For an entirely organic garden, Kinney says compost is the way to go. State College residents can pick up compost from the borough’s service facility at 330 S. Osmond St., or request to have it delivered. Compost is also available at the University Area Joint Authority, 1576 Spring Valley Road, State College, and the Centre County Recycling Center, 110 Hawbaker Industrial Drive, State College.

Once the soil is tested and fertilizer secured, it’s time to determine the size of a potential garden. A popular method for new gardeners is square foot gardening, which calls for a different crop to be planted in each square foot of garden space, typically in a raised bed.

Kinney said the minimum size for a garden like this is 4 feet by 4 feet, which would allow for four different crops to be planted. It’s possible to increase the size to 4 by 8 or 4 by 10 to allow for more crops, but keeping the 4-foot width is key.

“Square foot gardening is becoming very popular because you can get maximum yield from minimum size,” Kinney said. “No larger than a 4-foot diameter is recommended because you want to reach the middle without stepping on anything.”

For those who are space constrained, both Kinney and Moser have seen clients have success with container gardens grown indoors or outdoors. Herbs do particularly well when grown indoors, they say.

Spacing and crop placement are also important factors to consider.

“A lot of people try to cram too much into too small a space, then they want to plant a lot of crops that shouldn’t be crowded,” Moser said.

For those who are short on space, the area has several community gardens available. Centre Region Parks and Recreation offers garden plots at Tudek Park, Patton Township manages the Haugh Community Garden near Circleville Park and Penn State’s community garden is located at the Center for Sustainability off of Porter Road.

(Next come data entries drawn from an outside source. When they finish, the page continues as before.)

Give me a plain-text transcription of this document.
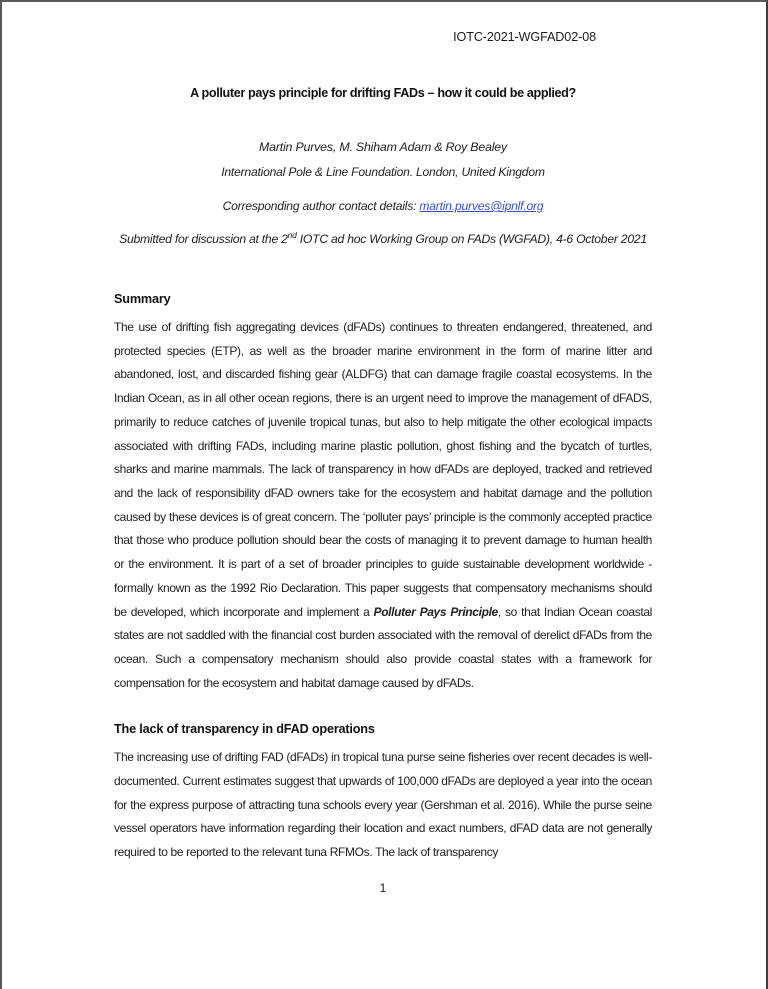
IOTC-2021-WGFAD02-08
A polluter pays principle for drifting FADs – how it could be applied?
Martin Purves, M. Shiham Adam & Roy Bealey
International Pole & Line Foundation. London, United Kingdom
Corresponding author contact details: martin.purves@ipnlf.org
Submitted for discussion at the 2nd IOTC ad hoc Working Group on FADs (WGFAD), 4-6 October 2021
Summary
The use of drifting fish aggregating devices (dFADs) continues to threaten endangered, threatened, and protected species (ETP), as well as the broader marine environment in the form of marine litter and abandoned, lost, and discarded fishing gear (ALDFG) that can damage fragile coastal ecosystems. In the Indian Ocean, as in all other ocean regions, there is an urgent need to improve the management of dFADS, primarily to reduce catches of juvenile tropical tunas, but also to help mitigate the other ecological impacts associated with drifting FADs, including marine plastic pollution, ghost fishing and the bycatch of turtles, sharks and marine mammals. The lack of transparency in how dFADs are deployed, tracked and retrieved and the lack of responsibility dFAD owners take for the ecosystem and habitat damage and the pollution caused by these devices is of great concern. The ‘polluter pays’ principle is the commonly accepted practice that those who produce pollution should bear the costs of managing it to prevent damage to human health or the environment. It is part of a set of broader principles to guide sustainable development worldwide - formally known as the 1992 Rio Declaration. This paper suggests that compensatory mechanisms should be developed, which incorporate and implement a Polluter Pays Principle, so that Indian Ocean coastal states are not saddled with the financial cost burden associated with the removal of derelict dFADs from the ocean. Such a compensatory mechanism should also provide coastal states with a framework for compensation for the ecosystem and habitat damage caused by dFADs.
The lack of transparency in dFAD operations
The increasing use of drifting FAD (dFADs) in tropical tuna purse seine fisheries over recent decades is well-documented. Current estimates suggest that upwards of 100,000 dFADs are deployed a year into the ocean for the express purpose of attracting tuna schools every year (Gershman et al. 2016). While the purse seine vessel operators have information regarding their location and exact numbers, dFAD data are not generally required to be reported to the relevant tuna RFMOs. The lack of transparency
1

Newer gardeners should also be prepared that not all of the seeds they buy are going to germinate to harvest at the end of the season. In fact, Moser said the failure rate can be as high as 50 percent depending on the crop.

“You can typically expect 85 percent and up, but that’s not always the case, especially if the soil is too cold.”

Despite those risks, Kinney said the start of the gardening season is the perfect time for new and experienced gardeners alike to try something new.

We are seeing gardeners who have experience and want to try different things or are moving toward more organic practices.

Brian Kinney, Happy Valley Organic Garden Center

“We are seeing gardeners who have experience and want to try different things or are moving toward more organic practices,” Kinney said. “We have older gardeners who want to do hydroponics and we’re getting millennials who are starting families and start a garden for the families. There really is something out there for everyone.”